Every transcript is a choice, not a copy
Types of transcription sit under one parent idea: a transcript is a written representation of speech. Writing speech down always re-renders it. That framing matters before you pick a style. Bucholtz argues that transcription involves interpretive decisions (what you write down) and representational decisions (how you write it), and that a truly objective transcription is not possible.
Qualitative researchers describe two poles for that choice. Naturalism captures every utterance in as much detail as possible. Denaturalism corrects grammar, removes interview noise like stutters and pauses, and standardizes non-standard accents. Oliver, Serovich and Mason call transcription a consequential act of representation whose decisions carry into the research findings themselves.
So the type you choose shapes the record itself. It sets what a later reader, coder, or court can see. Choose it on purpose, before you start editing.
Four types of transcription by style, from verbatim to intelligent verbatim
Most named transcription types describe how much of the raw speech survives the edit. Strict verbatim, also called true verbatim, keeps everything: every 'um', false start, repetition, stutter, and pause. It sits at the naturalism pole. Reach for it when how something was said carries meaning, as in discourse or legal analysis.
Clean verbatim removes filler words and stammers but keeps the speaker's real words, grammar, and meaning. It is the readable default for journalism and most research quoting. Edited transcription goes a step further, fixing grammar and trimming tangents for a tidy record. Intelligent verbatim, sometimes called readable verbatim, lightly rewrites for smooth reading without changing what was meant.
Read the four as points on a naturalism-to-denaturalism line, not four sealed boxes. The line between verbatim and clean verbatim, and when each is right, is worth its own walk-through. One rule holds across all of them: never silently fix a factual error a speaker made – flag it instead.
Phonetic and conversation-analytic transcription capture what words miss
Two specialist types record sound and delivery rather than just words. Phonetic transcription writes down how speech is pronounced, using the International Phonetic Alphabet, the standard for notating speech sounds. It comes in two grains, broad and narrow.
Broad, or phonemic, transcription ignores as many details as possible, capturing only enough to tell one word from another. Narrow transcription captures as many pronunciation details as it can, within the limits of hearing and IPA conventions. Linguists, speech pathologists, and language teachers use these grains. A journalist almost never will.
Conversation analysis adds a third system, the Jeffersonian transcript. It encodes delivery – timing, speed, emphasis, pitch, and volume – plus overlap and measured pauses. Park and Hepburn note that standard orthographic transcripts wipe out these core elements, the very things speakers use to build meaning.

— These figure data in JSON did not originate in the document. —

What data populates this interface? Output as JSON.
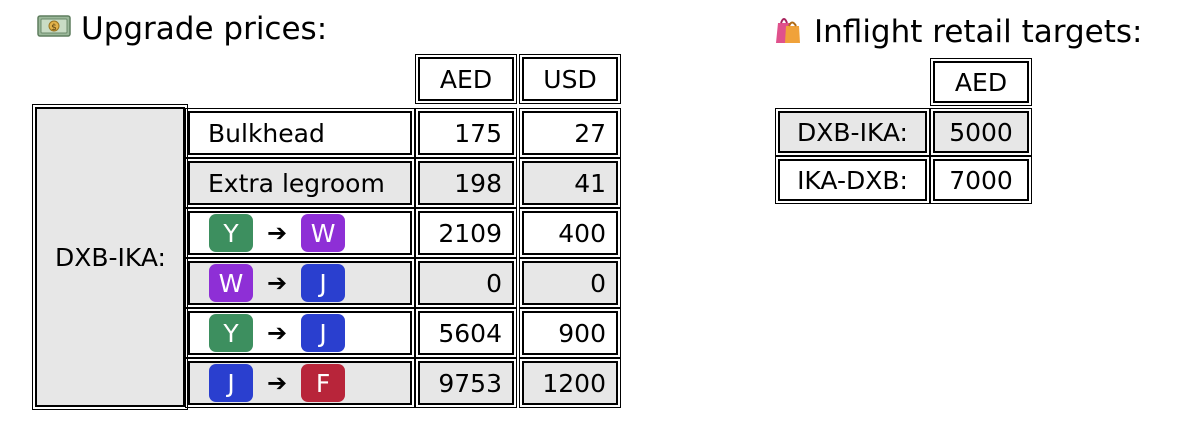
{
  "upgrade": {
    "title": "Upgrade prices:",
    "icon": "money-banknote-icon",
    "headers": [
      "AED",
      "USD"
    ],
    "route": "DXB-IKA:",
    "rows": [
      {
        "type": "text",
        "label": "Bulkhead",
        "aed": "175",
        "usd": "27"
      },
      {
        "type": "text",
        "label": "Extra legroom",
        "aed": "198",
        "usd": "41"
      },
      {
        "type": "class",
        "from": "Y",
        "to": "W",
        "aed": "2109",
        "usd": "400"
      },
      {
        "type": "class",
        "from": "W",
        "to": "J",
        "aed": "0",
        "usd": "0"
      },
      {
        "type": "class",
        "from": "Y",
        "to": "J",
        "aed": "5604",
        "usd": "900"
      },
      {
        "type": "class",
        "from": "J",
        "to": "F",
        "aed": "9753",
        "usd": "1200"
      }
    ],
    "arrow": "➔"
  },
  "retail": {
    "title": "Inflight retail targets:",
    "icon": "shopping-bags-icon",
    "header": "AED",
    "rows": [
      {
        "route": "DXB-IKA:",
        "aed": "5000"
      },
      {
        "route": "IKA-DXB:",
        "aed": "7000"
      }
    ]
  },
  "class_colors": {
    "Y": "#3d8f5f",
    "W": "#8e2fd6",
    "J": "#2a3fcf",
    "F": "#b8253a"
  }
}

Human, AI, and hybrid: the method axis
The second axis is who produces the transcript, and the gap between people and machines has narrowed. On the Switchboard conversational benchmark, professional human transcribers reached a 5.9% word error rate, and an automated system reached 5.8%, edging past that human mark. On clean speech, in other words, AI is now competitive with a professional.
Human transcription still leads on hard audio: heavy accents, crosstalk, poor recordings, and specialist vocabulary. But it is slow and costly. Transcribing one hour of interview audio can take up to six hours of manual work. That cost is why pure-human transcription is now saved for the jobs that truly need it.
The hybrid method splits the difference. An AI first pass produces a draft in minutes; a person then corrects names, jargon, numbers, and overlapping speech. For most research and journalism, this is the practical type to use. Where the method really matters, such as certified or regulated work, the AI-versus-human tradeoff deserves a closer look.
Which type of transcription do you actually need?
Match the type to the job, not the other way round. In qualitative research, the naturalism-versus-denaturalism call comes first, because it shapes your coding and your findings. Capture the detail you will actually analyze, then apply the same style consistently across every transcript in the study.
Legal and court work sits at the strict-verbatim end. Federal court proceedings must be recorded verbatim by statute, and depositions hold to the same standard. This is where the method matters most; the legal transcription guide covers when a certified human is required. For accessibility, a plain readable transcript is often the baseline, since WCAG 2.1 requires a text alternative for prerecorded audio.
For journalism, clean verbatim plus a hybrid workflow covers almost everything: readable quotes, fast turnaround, and strict verbatim held back for the lines where exact phrasing is the story.